LYMPH NODE DISSECTION DURING SEGMENTECTOMY IN SMALL-SIZED NON-SMALL CELL LUNG CANCER

Department of Thoracic Surgery, Osaka International Cancer Institute, Osaka, Japan

Tomohiro Maniwa, Jiro Okami

The Japan Clinical Oncology Group (JCOG) and West Japan Oncology Group (WJOG) jointly conducted the JCOG0802/WJOG4607L trial, which found that segmentectomy was superior to lobectomy in terms of overall survival in patients with small peripheral non-small cell lung cancer (NSCLC). Therefore, segmentectomy has become the standard surgical procedure for this patient population. In the JCOG0802/WJOG4607L trial, mediastinal lymph node dissection (LND) was mandatory in both the lobectomy and segmentectomy groups.

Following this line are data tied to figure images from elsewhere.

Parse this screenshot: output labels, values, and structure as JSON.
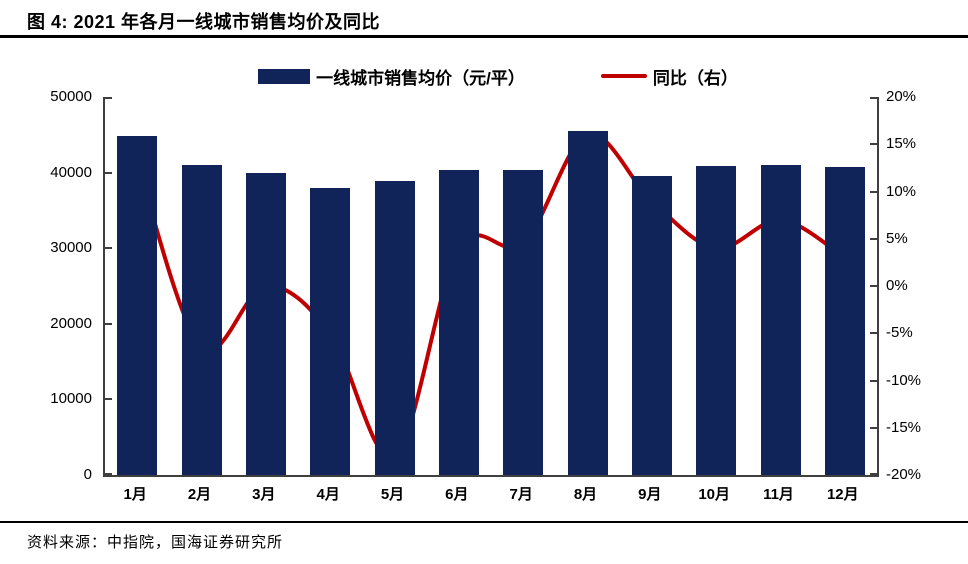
{
  "header": {
    "title": "图 4:  2021 年各月一线城市销售均价及同比"
  },
  "legend": {
    "items": [
      {
        "label": "一线城市销售均价（元/平）",
        "marker": "bar-swatch",
        "color": "#10245A"
      },
      {
        "label": "同比（右）",
        "marker": "line-swatch",
        "color": "#C00000"
      }
    ]
  },
  "footer": {
    "source": "资料来源：中指院，国海证券研究所"
  },
  "colors": {
    "bar": "#10245A",
    "line": "#C00000",
    "axis": "#3f3f3f",
    "rule": "#000000"
  },
  "chart_data": {
    "type": "bar",
    "subtype": "bar+line-dual-axis",
    "title": "2021 年各月一线城市销售均价及同比",
    "categories": [
      "1月",
      "2月",
      "3月",
      "4月",
      "5月",
      "6月",
      "7月",
      "8月",
      "9月",
      "10月",
      "11月",
      "12月"
    ],
    "series": [
      {
        "name": "一线城市销售均价（元/平）",
        "type": "bar",
        "axis": "left",
        "values": [
          44800,
          41000,
          40000,
          37900,
          38900,
          40400,
          40300,
          45500,
          39500,
          40900,
          41000,
          40800
        ]
      },
      {
        "name": "同比（右）",
        "type": "line",
        "axis": "right",
        "values_percent": [
          13,
          -6.5,
          0,
          -5,
          -18,
          4,
          4.5,
          16,
          9,
          4,
          7,
          3
        ]
      }
    ],
    "y_axis_left": {
      "min": 0,
      "max": 50000,
      "step": 10000,
      "tick_labels": [
        "50000",
        "40000",
        "30000",
        "20000",
        "10000",
        "0"
      ]
    },
    "y_axis_right": {
      "min": -20,
      "max": 20,
      "step": 5,
      "tick_labels": [
        "20%",
        "15%",
        "10%",
        "5%",
        "0%",
        "-5%",
        "-10%",
        "-15%",
        "-20%"
      ]
    },
    "grid": false,
    "legend_position": "top-center"
  }
}
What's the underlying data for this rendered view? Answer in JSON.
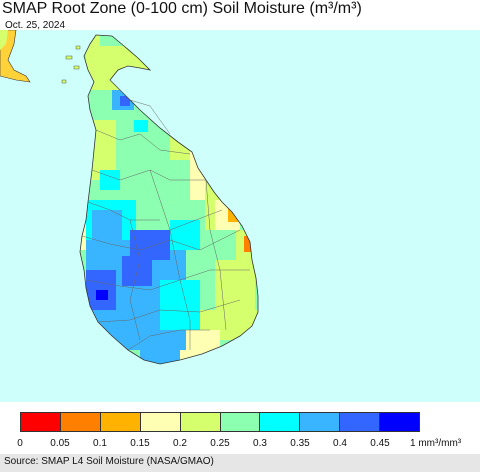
{
  "header": {
    "title": "SMAP Root Zone (0-100 cm) Soil Moisture (m³/m³)",
    "date": "Oct. 25, 2024"
  },
  "colors": {
    "ocean": "#cffffb",
    "scale": [
      "#ff0000",
      "#ff7f00",
      "#ffb300",
      "#ffffb3",
      "#d6ff6e",
      "#8cffb0",
      "#00ffff",
      "#39b5ff",
      "#3366ff",
      "#0000ff"
    ]
  },
  "legend": {
    "ticks": [
      "0",
      "0.05",
      "0.1",
      "0.15",
      "0.2",
      "0.25",
      "0.3",
      "0.35",
      "0.4",
      "0.45"
    ],
    "unit": "1 mm³/mm³"
  },
  "footer": {
    "source": "Source: SMAP L4 Soil Moisture (NASA/GMAO)"
  }
}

While LND has been widely accepted in lobectomy since Cahan reported “radical lobectomy” in 1960, the optimal extent and anatomic regions of LND during segmentectomy remain unclear.
The purposes of LND are to ensure local disease control and provide accurate staging. In the JCOG0802/WJOG4607L trial, 65 of 1,106 patients (5.9%) had lymph node metastases, 12 (1.1%) experienced ipsilateral hilar lymph node recurrence, and 30 (2.7%) had ipsilateral mediastinal lymph node recurrence. More recently, adjuvant therapies, including immune checkpoint inhibitors and epidermal growth factor receptor tyrosine kinase inhibitors, have been shown to improve disease-free survival in patients with stage II or III NSCLC. However, LND increases operative time, blood loss, and postoperative complications. Therefore, determining the optimal extent of LND during segmentectomy in NSCLC is essential.